Texte intégral
CIV. 2
CM
COUR DE CASSATION
______________________
Audience publique du 12 novembre 2020
Rejet non spécialement motivé
M. PRÉTOT, conseiller doyen
faisant fonction de président
Décision n° 10806 F
Pourvoi n° M 19-21.982
R É P U B L I Q U E F R A N Ç A I S E
_________________________
AU NOM DU PEUPLE FRANÇAIS
_________________________
DÉCISION DE LA COUR DE CASSATION, DEUXIÈME CHAMBRE CIVILE, DU 12 NOVEMBRE 2020
La Banque populaire Méditerranée, société anonyme, dont le siège est [...] , a formé le pourvoi n° M 19-21.982 contre l'arrêt rendu le 28 juin 2019 par la cour d'appel d'Aix-en-Provence (chambre 4-8), dans le litige l'opposant à l'union de recouvrement des cotisations de sécurité sociale et d'allocations familiales de Provence-Alpes-Côte Azur, dont le siège est [...] , défenderesse à la cassation.
Le dossier a été communiqué au procureur général.

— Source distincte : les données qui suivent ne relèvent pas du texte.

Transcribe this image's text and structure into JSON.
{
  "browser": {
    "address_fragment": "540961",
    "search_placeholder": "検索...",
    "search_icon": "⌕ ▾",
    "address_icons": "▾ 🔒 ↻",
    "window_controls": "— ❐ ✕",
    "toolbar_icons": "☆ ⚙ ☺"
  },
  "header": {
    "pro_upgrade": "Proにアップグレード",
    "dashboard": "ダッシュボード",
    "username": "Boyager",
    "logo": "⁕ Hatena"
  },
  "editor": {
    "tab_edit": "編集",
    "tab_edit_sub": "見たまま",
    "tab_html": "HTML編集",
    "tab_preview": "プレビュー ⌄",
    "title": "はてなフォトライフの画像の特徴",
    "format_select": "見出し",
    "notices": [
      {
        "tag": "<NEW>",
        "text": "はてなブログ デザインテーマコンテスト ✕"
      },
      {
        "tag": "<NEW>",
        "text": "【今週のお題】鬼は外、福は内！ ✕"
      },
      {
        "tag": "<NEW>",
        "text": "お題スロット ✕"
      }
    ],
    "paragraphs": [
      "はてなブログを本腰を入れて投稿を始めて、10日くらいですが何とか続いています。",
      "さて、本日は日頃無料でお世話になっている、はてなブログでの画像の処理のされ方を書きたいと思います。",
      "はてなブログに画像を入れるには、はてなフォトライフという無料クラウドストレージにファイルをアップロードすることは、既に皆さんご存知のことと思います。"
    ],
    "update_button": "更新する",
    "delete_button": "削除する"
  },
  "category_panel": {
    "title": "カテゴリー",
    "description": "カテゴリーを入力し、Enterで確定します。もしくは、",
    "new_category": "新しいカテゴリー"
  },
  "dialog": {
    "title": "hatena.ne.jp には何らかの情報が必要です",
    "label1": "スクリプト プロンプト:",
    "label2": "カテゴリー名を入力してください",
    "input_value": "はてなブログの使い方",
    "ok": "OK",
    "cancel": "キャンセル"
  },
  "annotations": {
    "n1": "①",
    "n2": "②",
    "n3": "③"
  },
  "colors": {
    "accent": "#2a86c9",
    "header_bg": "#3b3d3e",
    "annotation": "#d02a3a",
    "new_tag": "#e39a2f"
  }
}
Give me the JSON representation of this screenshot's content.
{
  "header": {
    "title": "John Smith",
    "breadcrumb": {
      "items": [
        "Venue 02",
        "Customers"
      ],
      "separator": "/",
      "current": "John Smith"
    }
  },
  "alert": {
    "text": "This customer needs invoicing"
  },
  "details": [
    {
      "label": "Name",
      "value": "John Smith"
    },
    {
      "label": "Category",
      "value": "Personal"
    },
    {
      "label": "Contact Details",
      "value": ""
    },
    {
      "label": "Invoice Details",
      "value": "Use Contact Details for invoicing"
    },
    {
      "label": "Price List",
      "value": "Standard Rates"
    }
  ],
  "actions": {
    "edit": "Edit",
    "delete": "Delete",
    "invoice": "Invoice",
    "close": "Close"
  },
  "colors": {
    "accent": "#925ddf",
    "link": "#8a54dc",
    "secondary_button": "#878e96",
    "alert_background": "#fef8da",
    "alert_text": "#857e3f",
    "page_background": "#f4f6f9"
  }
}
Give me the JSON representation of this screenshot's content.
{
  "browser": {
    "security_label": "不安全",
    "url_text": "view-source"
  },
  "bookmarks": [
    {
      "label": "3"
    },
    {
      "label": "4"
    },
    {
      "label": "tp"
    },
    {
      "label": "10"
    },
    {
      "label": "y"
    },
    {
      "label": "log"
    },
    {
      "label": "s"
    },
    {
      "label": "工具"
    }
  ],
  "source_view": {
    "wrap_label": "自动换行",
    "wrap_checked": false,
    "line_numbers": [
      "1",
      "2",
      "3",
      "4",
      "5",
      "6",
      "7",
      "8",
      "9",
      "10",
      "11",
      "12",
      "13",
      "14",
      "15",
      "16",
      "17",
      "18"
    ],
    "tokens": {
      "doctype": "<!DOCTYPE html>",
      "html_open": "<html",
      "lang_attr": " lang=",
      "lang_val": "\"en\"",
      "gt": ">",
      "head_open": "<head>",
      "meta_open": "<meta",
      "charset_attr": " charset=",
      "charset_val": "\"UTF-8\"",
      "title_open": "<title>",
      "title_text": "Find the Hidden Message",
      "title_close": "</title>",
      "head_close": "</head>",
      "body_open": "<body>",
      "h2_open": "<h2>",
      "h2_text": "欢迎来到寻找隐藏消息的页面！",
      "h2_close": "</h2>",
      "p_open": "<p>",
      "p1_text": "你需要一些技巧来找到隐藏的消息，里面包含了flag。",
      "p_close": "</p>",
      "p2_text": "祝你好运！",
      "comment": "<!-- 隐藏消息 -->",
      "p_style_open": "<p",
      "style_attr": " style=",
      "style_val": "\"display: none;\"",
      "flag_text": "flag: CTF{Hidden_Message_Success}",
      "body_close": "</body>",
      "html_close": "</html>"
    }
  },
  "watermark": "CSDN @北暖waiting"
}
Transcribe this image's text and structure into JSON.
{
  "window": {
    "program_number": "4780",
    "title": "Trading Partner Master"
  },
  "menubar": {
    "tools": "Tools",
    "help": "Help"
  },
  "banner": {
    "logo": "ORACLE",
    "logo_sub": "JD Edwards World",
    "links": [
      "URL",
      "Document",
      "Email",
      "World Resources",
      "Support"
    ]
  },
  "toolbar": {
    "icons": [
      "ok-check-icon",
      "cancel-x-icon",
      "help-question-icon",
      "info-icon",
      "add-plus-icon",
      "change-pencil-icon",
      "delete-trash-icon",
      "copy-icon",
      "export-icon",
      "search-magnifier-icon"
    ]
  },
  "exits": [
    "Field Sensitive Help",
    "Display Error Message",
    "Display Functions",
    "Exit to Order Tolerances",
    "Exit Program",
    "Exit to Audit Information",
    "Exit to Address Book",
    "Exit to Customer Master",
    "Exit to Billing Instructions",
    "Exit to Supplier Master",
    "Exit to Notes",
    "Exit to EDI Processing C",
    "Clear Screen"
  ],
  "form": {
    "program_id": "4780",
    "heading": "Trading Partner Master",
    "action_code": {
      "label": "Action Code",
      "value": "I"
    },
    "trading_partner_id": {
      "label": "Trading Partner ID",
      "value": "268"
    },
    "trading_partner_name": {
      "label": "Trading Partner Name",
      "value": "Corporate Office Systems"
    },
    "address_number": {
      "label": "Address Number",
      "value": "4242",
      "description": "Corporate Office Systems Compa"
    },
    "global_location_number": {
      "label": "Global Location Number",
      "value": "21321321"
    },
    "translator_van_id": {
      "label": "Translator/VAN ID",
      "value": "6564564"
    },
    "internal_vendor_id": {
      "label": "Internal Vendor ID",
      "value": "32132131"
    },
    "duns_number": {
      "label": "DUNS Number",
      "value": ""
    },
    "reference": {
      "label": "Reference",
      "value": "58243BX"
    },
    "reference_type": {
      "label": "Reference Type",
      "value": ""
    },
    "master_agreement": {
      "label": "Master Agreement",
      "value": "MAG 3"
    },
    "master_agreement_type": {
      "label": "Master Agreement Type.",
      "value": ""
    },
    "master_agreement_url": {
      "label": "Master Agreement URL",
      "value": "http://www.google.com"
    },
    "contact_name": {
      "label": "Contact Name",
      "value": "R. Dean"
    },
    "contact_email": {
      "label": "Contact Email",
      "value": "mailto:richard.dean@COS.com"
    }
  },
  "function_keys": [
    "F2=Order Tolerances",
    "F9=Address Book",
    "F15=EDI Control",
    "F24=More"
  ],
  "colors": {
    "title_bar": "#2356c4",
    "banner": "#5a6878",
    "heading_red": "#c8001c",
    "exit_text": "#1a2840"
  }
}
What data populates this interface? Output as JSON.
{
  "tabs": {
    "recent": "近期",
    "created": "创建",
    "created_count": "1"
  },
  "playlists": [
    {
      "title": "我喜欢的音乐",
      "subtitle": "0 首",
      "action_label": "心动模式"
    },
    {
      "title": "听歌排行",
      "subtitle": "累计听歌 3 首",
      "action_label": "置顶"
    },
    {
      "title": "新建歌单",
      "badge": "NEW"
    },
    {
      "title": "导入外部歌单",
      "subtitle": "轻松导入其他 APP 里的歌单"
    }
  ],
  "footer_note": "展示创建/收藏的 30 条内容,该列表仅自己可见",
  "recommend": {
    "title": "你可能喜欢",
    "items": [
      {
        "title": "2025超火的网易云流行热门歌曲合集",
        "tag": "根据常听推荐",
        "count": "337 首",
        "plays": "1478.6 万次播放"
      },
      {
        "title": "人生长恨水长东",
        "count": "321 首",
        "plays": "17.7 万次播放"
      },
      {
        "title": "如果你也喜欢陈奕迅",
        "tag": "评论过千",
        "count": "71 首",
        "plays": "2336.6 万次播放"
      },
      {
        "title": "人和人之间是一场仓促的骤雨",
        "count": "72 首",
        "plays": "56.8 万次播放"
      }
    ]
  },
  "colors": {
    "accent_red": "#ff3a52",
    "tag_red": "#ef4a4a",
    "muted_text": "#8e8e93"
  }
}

Sur le rapport de Mme Taillandier-Thomas, conseiller, les observations écrites de la SCP Piwnica et Molinié, avocat de la Banque populaire Méditerranée, de la SCP Gatineau, Fattaccini et Rebeyrol, avocat de l'union de recouvrement des cotisations de sécurité sociale et d'allocations familiales Provence-Alpes-Côte Azur, et l'avis de Mme Ceccaldi, avocat général, après débats en l'audience publique du 30 septembre 2020 où étaient présents M. Prétot, conseiller doyen faisant fonction de président, Mme Taillandier-Thomas, conseiller rapporteur, Mme Coutou, conseiller, et Mme Tinchon, greffier de chambre,
la deuxième chambre civile de la Cour de cassation, composée des président et conseillers précités, après en avoir délibéré conformément à la loi, a rendu la présente décision.
1. Les moyens de cassation annexés, qui sont invoqués à l'encontre de la décision attaquée, ne sont manifestement pas de nature à entraîner la cassation.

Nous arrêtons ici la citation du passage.